AppSecSchool:
AppSec Table Top Exercises

Enjoy our additional free content from our channel
videos

AppSec Table Top Exercises

Tabletop Exercises for AppSec

Tabletop exercises offer a hands-on approach to understanding and improving application security. They are instrumental in identifying vulnerabilities, enhancing team collaboration, and providing real-world challenges.

Benefits of Tabletop Exercises

  • Strengthen Relationships: Forge better bonds within your team and with other departments.
  • Identify Blind Spots: Discover vulnerabilities and areas of improvement.
  • Engage Teams: Perfect for team activities, especially on slower days.
  • Interview Tool: Incorporate these scenarios as real-world problems during interviews.

Don't hesitate to modify the provided scenarios to cater to your organization's unique challenges. To spice things up, you can also introduce unexpected twists, such as 'X is currently on an overseas vacation and is unreachable'.

Scenarios

1. Going Live?

  • Situation: Post your morning coffee, an unplanned meeting with the engineering team reveals that an app set to launch tomorrow has a remote code execution vulnerability.

  • Points to Consider:

    • What immediate questions come to mind?
    • How would you approach this situation?

2. Log4j

  • Situation: A vulnerability akin to Log4j or Heartbleed affects your applications.

  • Points to Consider:

    • How do you determine the impacted applications?
    • What's your action plan for rectifying the situation?

3. No Bounty for You

  • Situation: A security researcher discovers a significant flaw in your main app but wants to bypass the official bug bounty program and its associated terms.

  • Points to Consider:

    • How do you manage this unconventional request?
    • Do you allow disclosure post-remediation or after a specified period?

4. The Leak

  • Situation: An inadvertent disclosure of a secret or private key on platforms like GitHub or StackOverflow by one of your team's developers.

  • Points to Consider:

    • What immediate actions are necessary?
    • How do you prevent such incidents in the future?
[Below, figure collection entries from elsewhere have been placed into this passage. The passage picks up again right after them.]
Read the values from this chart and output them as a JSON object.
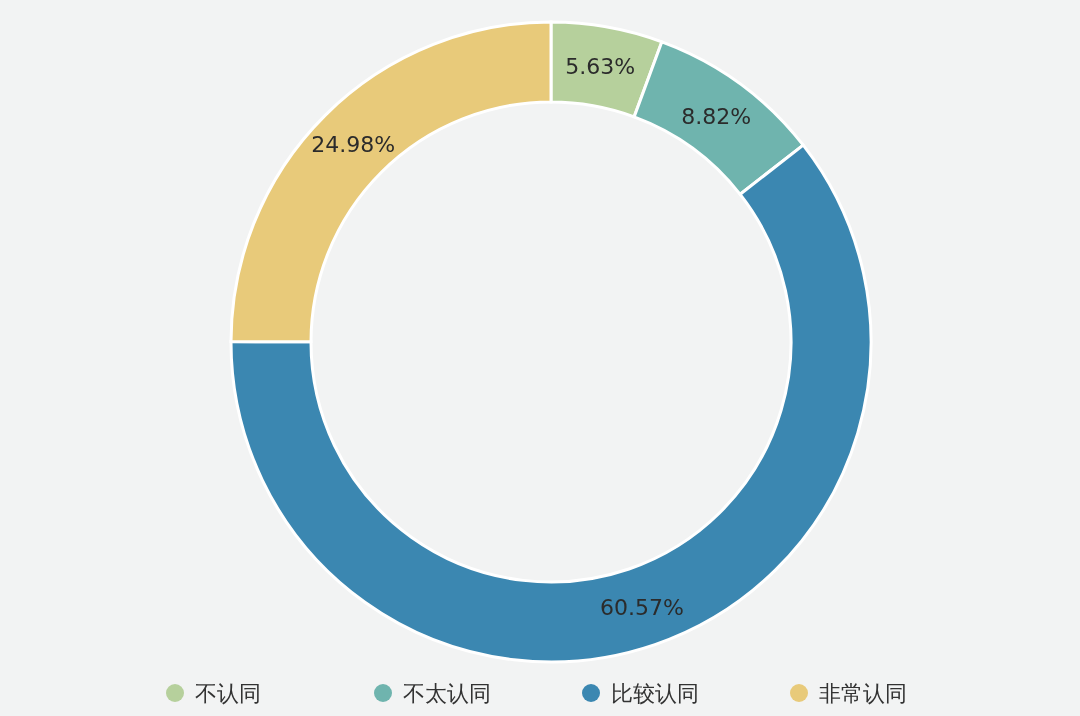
{
  "chart_data": {
    "type": "donut",
    "categories": [
      "不认同",
      "不太认同",
      "比较认同",
      "非常认同"
    ],
    "values": [
      5.63,
      8.82,
      60.57,
      24.98
    ],
    "colors": [
      "#b6d09c",
      "#6fb4ae",
      "#3b87b1",
      "#e8ca7a"
    ],
    "value_labels": [
      "5.63%",
      "8.82%",
      "60.57%",
      "24.98%"
    ],
    "legend": "bottom"
  }
}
5. Dependency Confusion Attack

  • Situation: Your app falls prey to a Dependency Confusion Attack, identified when a service breakdown occurs during deployment.

  • Points to Consider:

    • What steps are vital to mitigate the damage?
    • How do you ensure this doesn't repeat?

Conclusion

Use these scenarios as a foundation and tailor them to your needs. Remember, the primary goal is continual growth, learning, and enhancement. Tabletop exercises are not just fun; they're an invaluable tool in refining your problem-solving and application security strategy. Dive in and start practicing today!